So tired…..

I’ve been sick this winter, actually, officially sick with a diagnosis and antibiotics and all of that.   While I am healing well, I am left with lower-than-usual energy and a sense that fatigue overtakes me quickly.

One of the mindfulness practices I learned while taking Dr. Bill Cook’s Body-Mind Awareness program back in 2009 was about attending to where in the body intention arises.   That sounded terribly foreign to me at first;  if I intend to get up from my chair, it seems to me that the intention arises in my thoughts.  But no, if I am careful, take time, and bring attention to my body with the question, I can actually sense into my body where and how that intention arises.

So with this fatigue, I have been using this practice to locate “tired” in my body.  This is probably easier than the intention to change position.  What I notice is this:   my mind will say something like, Oh, I feel tired….then I turn my attention to my body.  Where in my body do I sense this “tired?”  What is it like?   When have I felt something like this before?   What does it remind me of…and what else might be there, along with “tired?”

That last question is a good one.  What else is in there, in this felt sense that I have labelled, perhaps too quickly, as “tired?”  On Saturday, I took to the dog for his weekend walk along the river.  We plowed through shin-deep snow, watching the sun come up through snow clouds, and feeling the barely freezing temperature rise a bit and fall a bit, shifting the nature of the precipitation.  When I turned to walk back to the car, calling for the dog, I was suddenly aware of sensation in my calves, like melting butter, achingly draining to my heels….there it was!  That was my fatigue.   Internally, I named it and asked, what else is there?  As I breathed into my belly and let my attention rise from my legs to my abdomen and diaphragm and chest, I realized that there was more there.   I felt a sensation that I labelled tears;  tension that I wanted to discharge in my core, tension in my pelvis that hard sobbing would release.  So there was more than tired;  there was a deep tension of holding back sadness, right there.
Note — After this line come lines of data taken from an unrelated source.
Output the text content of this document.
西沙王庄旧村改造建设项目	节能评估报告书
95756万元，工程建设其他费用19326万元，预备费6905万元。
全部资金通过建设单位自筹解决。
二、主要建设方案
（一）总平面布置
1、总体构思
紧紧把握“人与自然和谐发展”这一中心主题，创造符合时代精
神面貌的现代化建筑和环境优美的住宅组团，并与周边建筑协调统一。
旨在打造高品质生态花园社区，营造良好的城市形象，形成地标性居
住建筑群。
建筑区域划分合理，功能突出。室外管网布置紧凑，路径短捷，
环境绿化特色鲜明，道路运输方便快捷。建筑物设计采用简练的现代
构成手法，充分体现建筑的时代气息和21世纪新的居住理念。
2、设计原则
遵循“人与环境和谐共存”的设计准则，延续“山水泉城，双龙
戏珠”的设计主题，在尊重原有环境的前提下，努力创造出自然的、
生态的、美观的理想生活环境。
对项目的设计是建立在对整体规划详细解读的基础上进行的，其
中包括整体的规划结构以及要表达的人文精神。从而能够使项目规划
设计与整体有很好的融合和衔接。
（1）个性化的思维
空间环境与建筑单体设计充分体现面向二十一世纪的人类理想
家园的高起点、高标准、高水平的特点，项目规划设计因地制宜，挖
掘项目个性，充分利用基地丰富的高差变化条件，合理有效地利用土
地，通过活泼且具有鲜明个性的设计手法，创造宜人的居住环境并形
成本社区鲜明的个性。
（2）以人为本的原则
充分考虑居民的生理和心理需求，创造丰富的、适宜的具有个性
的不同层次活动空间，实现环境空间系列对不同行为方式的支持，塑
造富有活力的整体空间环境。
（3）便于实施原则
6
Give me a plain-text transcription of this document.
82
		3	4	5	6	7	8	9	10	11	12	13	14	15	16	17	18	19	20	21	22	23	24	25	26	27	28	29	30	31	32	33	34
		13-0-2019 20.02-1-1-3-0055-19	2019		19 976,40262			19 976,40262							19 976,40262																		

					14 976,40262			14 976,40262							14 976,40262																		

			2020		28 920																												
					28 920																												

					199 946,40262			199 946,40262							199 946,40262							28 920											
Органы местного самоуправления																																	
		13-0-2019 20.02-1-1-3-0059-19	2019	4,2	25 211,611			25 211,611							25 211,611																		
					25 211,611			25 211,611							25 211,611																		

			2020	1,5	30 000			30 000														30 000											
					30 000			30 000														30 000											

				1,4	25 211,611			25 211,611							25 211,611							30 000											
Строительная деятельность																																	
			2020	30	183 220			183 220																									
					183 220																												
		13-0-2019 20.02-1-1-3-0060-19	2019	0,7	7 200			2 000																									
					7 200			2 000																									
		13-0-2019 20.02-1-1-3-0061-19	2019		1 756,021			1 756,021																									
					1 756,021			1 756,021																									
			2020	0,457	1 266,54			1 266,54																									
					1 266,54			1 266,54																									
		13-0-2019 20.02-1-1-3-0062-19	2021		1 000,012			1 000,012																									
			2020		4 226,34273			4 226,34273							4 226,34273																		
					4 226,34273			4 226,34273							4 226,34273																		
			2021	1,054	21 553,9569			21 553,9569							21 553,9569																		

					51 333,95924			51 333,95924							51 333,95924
Tired happens when you have been sick.  Tired also happens when things feel like just too much, and when you need to cry and you don’t give yourself the space to really experience those feelings.  Having to “hold in” and “hold on” to yourself to keep those tears in check is a really exhausting way to live.

When you feel tired, where in your body do you notice it?  What else is in there?

It doesn’t take much for me to feel wiped out these days.  But how do I know that I am tired?